Но отец испарения зелья не заметил, потому что был сам изрядно выпивши, да ещё, наверное, добавил из стоявших под этажеркой бутылок, что он делал частенько. Хотя я этого сам не видел, но его повадки я знал хорошо, а в тот момент, когда он мог добавить спиртного из домашних заначек, я находился на улице и достоверно не знал, что происходило дома.

Вечером я подошёл к нашей квартире и прислушался дома ли отец. Оказалось, что отец ужинает на кухне. Я залез на чердак, а лестница была рядом с нашей дверью. Стал ждать, когда отец пойдёт на работу, так как каждый день он ходил к восьми вечера на селекторное совещание с участками дистанции путей. После того, как отец ушёл на службу, я зашёл в квартиру. Конечно, мать меня отругала, потом накормила, и я лёг спать…

Наступила незаметно зима, и я пошёл в школу на второй год в пятый класс. Как-то под вечер, я учил стихотворение, и в это время пришёл отец, и мы сели обедать. После обеда отец спросил:

– Уроки выучил?

– Выучил, – ответил я, а у самого сердце в пятках.

– Расскажи стихотворение, – спокойно ответил он и стал ждать, когда я начну рассказывать. Начал, было, я декламировать, но на четвёртой строчке запнулся.
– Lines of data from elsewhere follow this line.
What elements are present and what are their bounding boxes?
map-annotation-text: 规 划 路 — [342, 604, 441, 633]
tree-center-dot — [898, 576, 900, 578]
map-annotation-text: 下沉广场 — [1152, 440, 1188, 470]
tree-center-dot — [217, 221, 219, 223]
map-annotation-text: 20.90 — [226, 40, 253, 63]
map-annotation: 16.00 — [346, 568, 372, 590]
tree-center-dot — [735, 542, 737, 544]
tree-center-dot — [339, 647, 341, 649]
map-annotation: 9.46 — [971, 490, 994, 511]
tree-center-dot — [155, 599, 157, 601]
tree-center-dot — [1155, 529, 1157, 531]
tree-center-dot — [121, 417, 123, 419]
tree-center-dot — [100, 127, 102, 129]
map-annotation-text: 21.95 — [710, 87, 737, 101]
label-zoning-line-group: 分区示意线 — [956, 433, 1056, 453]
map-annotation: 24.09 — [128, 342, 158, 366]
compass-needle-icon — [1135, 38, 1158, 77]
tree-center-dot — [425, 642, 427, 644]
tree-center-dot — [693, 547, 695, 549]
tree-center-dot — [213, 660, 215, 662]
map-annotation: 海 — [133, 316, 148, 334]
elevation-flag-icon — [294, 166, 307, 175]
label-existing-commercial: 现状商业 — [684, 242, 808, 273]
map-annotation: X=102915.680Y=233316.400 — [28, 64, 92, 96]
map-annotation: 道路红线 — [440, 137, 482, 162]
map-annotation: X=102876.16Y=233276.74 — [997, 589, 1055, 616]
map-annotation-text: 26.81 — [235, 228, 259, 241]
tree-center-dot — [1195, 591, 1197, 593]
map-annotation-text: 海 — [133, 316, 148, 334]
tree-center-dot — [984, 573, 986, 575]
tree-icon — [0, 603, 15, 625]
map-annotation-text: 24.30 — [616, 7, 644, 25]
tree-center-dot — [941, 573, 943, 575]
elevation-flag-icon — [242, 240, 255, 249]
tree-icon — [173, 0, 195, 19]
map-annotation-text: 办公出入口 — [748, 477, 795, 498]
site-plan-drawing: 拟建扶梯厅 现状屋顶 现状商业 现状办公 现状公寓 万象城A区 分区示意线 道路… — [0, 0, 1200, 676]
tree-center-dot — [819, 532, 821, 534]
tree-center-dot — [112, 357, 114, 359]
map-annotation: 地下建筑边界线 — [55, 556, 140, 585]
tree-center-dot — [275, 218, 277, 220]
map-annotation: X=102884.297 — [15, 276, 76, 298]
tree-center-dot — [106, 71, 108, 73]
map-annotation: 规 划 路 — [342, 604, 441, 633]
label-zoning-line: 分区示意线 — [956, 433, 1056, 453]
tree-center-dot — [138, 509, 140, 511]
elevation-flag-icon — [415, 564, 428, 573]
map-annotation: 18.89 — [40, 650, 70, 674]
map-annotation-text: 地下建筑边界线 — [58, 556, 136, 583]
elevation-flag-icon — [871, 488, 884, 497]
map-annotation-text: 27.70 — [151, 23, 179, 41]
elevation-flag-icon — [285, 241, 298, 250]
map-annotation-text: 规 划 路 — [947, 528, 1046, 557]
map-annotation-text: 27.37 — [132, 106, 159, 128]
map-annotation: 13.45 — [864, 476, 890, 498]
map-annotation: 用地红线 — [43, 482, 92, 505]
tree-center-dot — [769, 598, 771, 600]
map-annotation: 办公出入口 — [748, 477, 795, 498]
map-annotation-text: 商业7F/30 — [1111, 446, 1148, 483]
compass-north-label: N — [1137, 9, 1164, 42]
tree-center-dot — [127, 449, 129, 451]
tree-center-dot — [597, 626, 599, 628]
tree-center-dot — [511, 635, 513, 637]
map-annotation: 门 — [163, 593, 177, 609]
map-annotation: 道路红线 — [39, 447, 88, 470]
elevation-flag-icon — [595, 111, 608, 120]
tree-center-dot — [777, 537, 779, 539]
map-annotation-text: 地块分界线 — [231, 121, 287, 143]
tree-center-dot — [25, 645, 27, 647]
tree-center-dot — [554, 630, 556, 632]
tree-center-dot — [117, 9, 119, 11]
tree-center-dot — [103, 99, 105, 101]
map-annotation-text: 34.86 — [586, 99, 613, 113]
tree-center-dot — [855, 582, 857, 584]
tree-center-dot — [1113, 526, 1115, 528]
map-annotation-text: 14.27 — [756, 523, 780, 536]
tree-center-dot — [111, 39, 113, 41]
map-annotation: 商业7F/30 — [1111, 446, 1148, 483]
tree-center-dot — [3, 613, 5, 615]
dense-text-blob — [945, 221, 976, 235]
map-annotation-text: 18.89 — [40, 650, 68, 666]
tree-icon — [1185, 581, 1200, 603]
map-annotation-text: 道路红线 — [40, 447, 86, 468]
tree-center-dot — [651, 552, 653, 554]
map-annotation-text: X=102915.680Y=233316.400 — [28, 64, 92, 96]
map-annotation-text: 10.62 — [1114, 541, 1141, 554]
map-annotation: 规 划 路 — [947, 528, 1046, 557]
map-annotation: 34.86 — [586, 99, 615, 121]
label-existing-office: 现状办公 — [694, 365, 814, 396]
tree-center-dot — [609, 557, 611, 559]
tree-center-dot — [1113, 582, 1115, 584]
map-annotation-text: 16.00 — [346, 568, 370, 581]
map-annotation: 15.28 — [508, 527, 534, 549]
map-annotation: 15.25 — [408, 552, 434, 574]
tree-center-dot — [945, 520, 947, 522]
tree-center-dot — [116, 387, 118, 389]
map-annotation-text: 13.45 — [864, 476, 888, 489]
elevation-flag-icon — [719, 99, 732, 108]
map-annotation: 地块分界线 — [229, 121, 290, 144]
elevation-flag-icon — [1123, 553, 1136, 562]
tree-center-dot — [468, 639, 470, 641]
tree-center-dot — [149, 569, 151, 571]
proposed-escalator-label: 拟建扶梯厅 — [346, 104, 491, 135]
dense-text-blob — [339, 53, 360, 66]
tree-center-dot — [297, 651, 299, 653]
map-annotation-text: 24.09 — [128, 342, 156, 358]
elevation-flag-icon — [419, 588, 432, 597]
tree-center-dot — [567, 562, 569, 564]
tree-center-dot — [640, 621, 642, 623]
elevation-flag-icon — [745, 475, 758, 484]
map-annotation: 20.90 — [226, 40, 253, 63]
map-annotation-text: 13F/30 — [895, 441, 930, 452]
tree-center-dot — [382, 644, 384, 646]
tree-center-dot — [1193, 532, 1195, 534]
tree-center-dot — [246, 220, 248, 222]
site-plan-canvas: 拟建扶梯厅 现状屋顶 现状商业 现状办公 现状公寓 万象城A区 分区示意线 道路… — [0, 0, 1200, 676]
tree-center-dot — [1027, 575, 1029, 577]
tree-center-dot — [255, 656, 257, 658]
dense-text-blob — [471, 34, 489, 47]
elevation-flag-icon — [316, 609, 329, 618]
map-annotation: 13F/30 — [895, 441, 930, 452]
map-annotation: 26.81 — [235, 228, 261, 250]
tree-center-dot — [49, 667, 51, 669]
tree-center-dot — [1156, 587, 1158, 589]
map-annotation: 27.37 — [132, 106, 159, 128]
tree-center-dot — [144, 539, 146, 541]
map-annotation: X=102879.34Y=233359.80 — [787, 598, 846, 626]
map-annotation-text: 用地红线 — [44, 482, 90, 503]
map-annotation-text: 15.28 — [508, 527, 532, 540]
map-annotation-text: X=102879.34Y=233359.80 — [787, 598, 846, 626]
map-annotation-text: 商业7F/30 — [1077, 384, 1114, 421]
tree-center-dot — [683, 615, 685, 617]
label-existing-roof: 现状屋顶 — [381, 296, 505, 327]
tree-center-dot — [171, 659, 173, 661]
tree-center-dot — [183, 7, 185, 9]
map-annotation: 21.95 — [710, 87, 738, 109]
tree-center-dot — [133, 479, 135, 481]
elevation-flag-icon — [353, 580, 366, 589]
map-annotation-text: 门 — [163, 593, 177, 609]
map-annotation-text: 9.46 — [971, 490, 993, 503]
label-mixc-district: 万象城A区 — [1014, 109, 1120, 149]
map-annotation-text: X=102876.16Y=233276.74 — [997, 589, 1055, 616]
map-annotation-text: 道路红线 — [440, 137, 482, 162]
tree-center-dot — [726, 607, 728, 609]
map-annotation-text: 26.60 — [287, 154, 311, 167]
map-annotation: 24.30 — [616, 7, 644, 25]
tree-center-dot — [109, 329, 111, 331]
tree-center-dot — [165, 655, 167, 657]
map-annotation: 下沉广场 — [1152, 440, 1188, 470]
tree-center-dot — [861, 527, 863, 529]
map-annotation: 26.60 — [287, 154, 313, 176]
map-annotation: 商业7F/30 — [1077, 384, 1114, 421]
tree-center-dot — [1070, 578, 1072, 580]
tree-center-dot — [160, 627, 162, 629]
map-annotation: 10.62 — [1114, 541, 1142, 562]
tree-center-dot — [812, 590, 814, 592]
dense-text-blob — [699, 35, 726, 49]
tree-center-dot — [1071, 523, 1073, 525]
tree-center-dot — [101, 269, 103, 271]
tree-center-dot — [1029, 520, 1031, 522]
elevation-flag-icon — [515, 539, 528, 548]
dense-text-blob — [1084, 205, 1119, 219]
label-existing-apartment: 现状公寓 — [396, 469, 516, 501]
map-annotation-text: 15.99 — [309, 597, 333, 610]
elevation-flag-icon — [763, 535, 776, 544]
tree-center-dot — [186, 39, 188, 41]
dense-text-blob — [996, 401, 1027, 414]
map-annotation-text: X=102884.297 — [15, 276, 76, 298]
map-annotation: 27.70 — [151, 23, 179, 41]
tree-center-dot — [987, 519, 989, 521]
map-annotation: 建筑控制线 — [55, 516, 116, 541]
– Учи, – спокойно сказал он и пошёл на работу. Я начал опять учить, но, убедившись, что уже вызубрил, я бросил, надеясь, что отец больше не спросит. Так оно и вышло, он больше не спросил, но я действительно выучил, как подобает прилежному ученику, и за это получил отлично. Ведь до войны (старшие поколения знают) была такая оценка.

Я уже говорил, что зима в Забайкалье очень суровая, сильные морозы, но без ветра, поэтому зима легко переносится. Идёшь по улице, а у тебя под ногами снег хрустит, и как мороз начался с осени, так и до весны не бывает оттепели. Учились мы уже в новой школе, а она находилась недалеко от нашего дома, так что мне можно было одеваться не очень тепло. Учился я как обычно неважно, ведь я сидел в пятом классе второй год. И мне уже было двенадцать лет, и шёл уже одна тысяча девятьсот сорок первый год. Вокруг своей станции мы, ребята обошли все леса, и заходили даже вглубь тайги, но только с теми, которые знали её. Мы ходили по грибы, ягоды, за шишками, но они были далеко, так что я ходил всего два-три раза, а ягод там было очень много.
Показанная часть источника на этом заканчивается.